Les visons rêvent-ils d’humains en fourrure ?
Samedi 21 novembre 2020, les cornes de brume retentissent dans le port de Copenhague, rythmant les vrombissements de cinq cents tracteurs venus de tout le pays manifester la vigoureuse désapprobation des agriculteurs et éleveurs danois.
Le gouvernement a décrété le 4 novembre l’abattage de l’entière population des visons élevés au Danemark, premier producteur de ces fourrures de luxe éponymes. Après la détection dans des élevages d’une forme mutante du virus SARS-CoV-2, dénommée « Cluster 5 », se transmettant aux humains, les autorités sanitaires craignaient un effet désastreux sur l’efficacité du vaccin anti-Covid-19 en cours de validation rapide. Le décret gouvernemental est vite suivi d’effet, et, dans plus de mille fermes, 17 millions de visons, atteints par la maladie ou non, sont abattus. Deux semaines plus tard, sous l’effet d’une contestation populaire vigoureuse, le gouvernement danois admet avoir agi en l’absence de fondement légal. La démission du ministre de l’agriculture Morgens Jensen s’en suit le 18 novembre, mais ne résout pas la crise à laquelle sont toujours confrontés le gouvernement et le parlement qui avait ratifié le décret dans l’intervalle.
Horribilis
On a beaucoup parlé au Nord de sidération, pendant cette période que nous traversons, où les sociétés contemporaines démocratiques et dites développées sont, de fait, confrontées à des gestions de crise qui les bousculent par leurs manières autoritaires, ou tout du moins verticales. Les mesures décidées exclusivement en haut lieu et décrétées en vue d’une application sans discussion, les perturbent précisément dans leurs pratiques de libre commerce et de vacations, et dans leurs idées reçues à ce propos. L’idée notamment selon laquelle le droit de propriété et la liberté de mouvement sont fondamentaux, ou pour ainsi dire au-dessus des autres réquisits sociaux et politiques modernes, tient moins ferme sur ses fondements intellectuels.

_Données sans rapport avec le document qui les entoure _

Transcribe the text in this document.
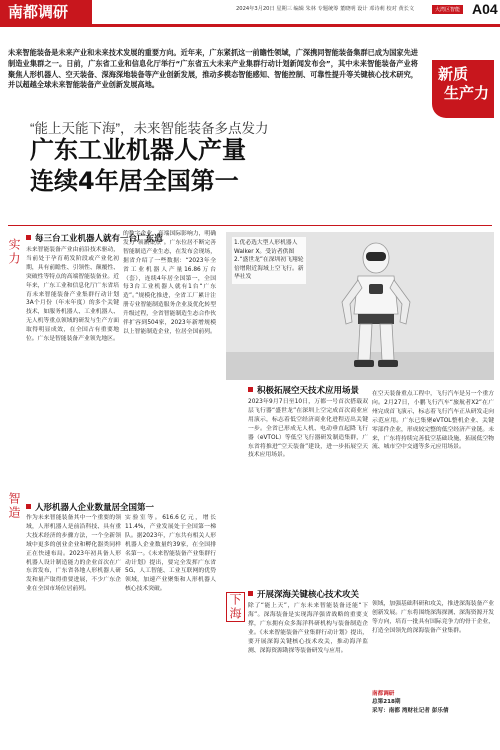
南都调研	2024年3月20日 星期三 编辑 朱林 专题统筹 董晓明 设计 邓诗莉 校对 黄长文	大湾区智能 A04
未来智能装备是未来产业和未来技术发展的重要方向。近年来，广东紧抓这一前瞻性领域，广深携同智能装备集群已成为国家先进制造业集群之一。日前，广东省工业和信息化厅举行“广东省五大未来产业集群行动计划新闻发布会”，其中未来智能装备产业将聚焦人形机器人、空天装备、深海深地装备等产业创新发展，推动多模态智能感知、智能控制、可靠性提升等关键核心技术研究，并以超越全球未来智能装备产业创新发展高地。
新质
生产力
“能上天能下海”，未来智能装备多点发力
广东工业机器人产量
连续4年居全国第一
实力
智造
下海
每三台工业机器人就有一台广东造
人形机器人企业数量居全国第一
积极拓展空天技术应用场景
开展深海关键核心技术攻关
未来智能装备产业由前沿技术驱动，当前处于孕育萌发阶段或产业化初期，具有前瞻性、引领性、颠覆性、突破性等特点的高端智能装备业。近年来，广东工业和信息化厅广东省培育未来智能装备产业集群行动计划3A个月份（年末年度）的多个关键技术，如服务机器人、工业机器人、无人机等重点领域的研发与生产方面取得明显成效，在全国占有重要地位。广东是智能装备产业领先地区。
的数字企业，高端国际影响力，明确发力“领潮集点”。广东位居不断完善智能制造产业生态，在发布会现场，据省介绍了一些数据：“2023年全省工业机器人产量16.86万台（套），连续4年居全国第一，全国每3台工业机器人就有1台“广东造”。”规模化推进，全省工厂累计注册专业智能制造服务企业及优化转型升级过程，全省智能制造生态合作伙伴扩容到504家，2023年新增规模以上智能制造企业，位居全国前列。
作为未来智能装备其中一个重要的领域，人形机器人是前沿科技、具有重大技术经济的步骤方法，一个全新领域中更多的创业企业和孵化器类同样正在快速布局。2023年初具备人形机器人设计制造能力的企业首次在广东省发布，广东省各地人形机器人研发和量产取得重要进展，不少广东企业在全国市场位居前列。
实验室等。616.6亿元，增长11.4%，产业发展处于全国第一梯队。据2023年，广东共有相关人形机器人企业数量约39家，在全国排名第一。《未来智能装备产业集群行动计划》提出，要完全发挥广东省5G、人工智能、工业互联网的优势领域，加速产业聚集和人形机器人核心技术突破。
2023年9月7日至10日，万都一号首次搭载双层飞行器“盛世龙”在深圳上空完成首次商业应用演示，标志着低空经济商业化进程迈出关键一步。全省已形成无人机、电动垂直起降飞行器（eVTOL）等低空飞行器研发制造集群，广东省将推进“空天装备”建设，进一步拓展空天技术应用场景。
在空天装备重点工程中，飞行汽车是另一个重方向。2月27日，小鹏飞行汽车“旅航者X2”在广州完成首飞演示，标志着飞行汽车正从研发走向示范应用。广东已集聚eVTOL整机企业、关键零部件企业，形成较完整的低空经济产业链。未来，广东将持续完善低空基础设施，拓展低空物流、城市空中交通等多元应用场景。
除了“能上天”，广东未来智能装备还能“下海”。深海装备是实现海洋强省战略的重要支撑，广东拥有众多海洋科研机构与装备制造企业。《未来智能装备产业集群行动计划》提出，要开展深海关键核心技术攻关，推动海洋监测、深海资源勘探等装备研发与应用。
领域，加强基础科研和攻关，推进深海装备产业创新发展。广东将围绕深海探测、深海资源开发等方向，培育一批具有国际竞争力的骨干企业，打造全国领先的深海装备产业集群。
1.优必选大型人形机器人Walker X。受访者供图
2.“盛世龙”在深圳初飞翔轮倍增附近海域上空飞行。新华社发
南都调研
总第218期
采写：南都 湾财社记者 彭乐倩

Or voilà donc, avec l’actualité danoise, une nouvelle raison de sidération. L’effet horribilis, ou répugnant, ou encore choquant (indissociablement esthétique et éthique) de cette affaire joue un rôle important dans cette sidération. Car, de bout en bout dans cette histoire, il s’agit bien d’horreur – de choses propres à vous hérisser le poil et à vous retourner le ventre : les animaux au nombre donc de dix-sept millions, trois fois la population (humaine) du Danemark, une fois abattus, se sont révélés trop nombreux pour être tous incinérés. Ainsi, des charniers géants ont été creusés. La police et l’armée ont été réquisitionnées pour accomplir ces tâches sinistres. Sur toutes les routes du pays, des camions ont roulé en file indienne, surchargés de corps morts qui tombaient sur l’asphalte. Ce n’est pas tout. Les corps de ces millions de bêtes ensevelis, aujourd’hui, se relèvent de terre, sous l’effet du dégagement de gaz dûs à la décomposition des cadavres trop entassés, pas assez enfouis. 2020 ajoute une autre calamité à son actif, et devient « l’année du vison mutant et zombi[1] ».
Devant l’échelle du carnage au sens propre – car si l’entreprise ne se laisse pas décrire comme une boucherie sanglante, il s’agit sans contredit d’une extermination brutale de millions d’animaux vivants – devant l’échelle du carnage donc, un mot vient à l’esprit : folie. D’autant plus que cette destruction dessert totalement les intérêts économiques du pays. En Espagne, en France aussi, des visons atteints du virus, ont été abattus, mais il s’agissait des quelques milliers affectés.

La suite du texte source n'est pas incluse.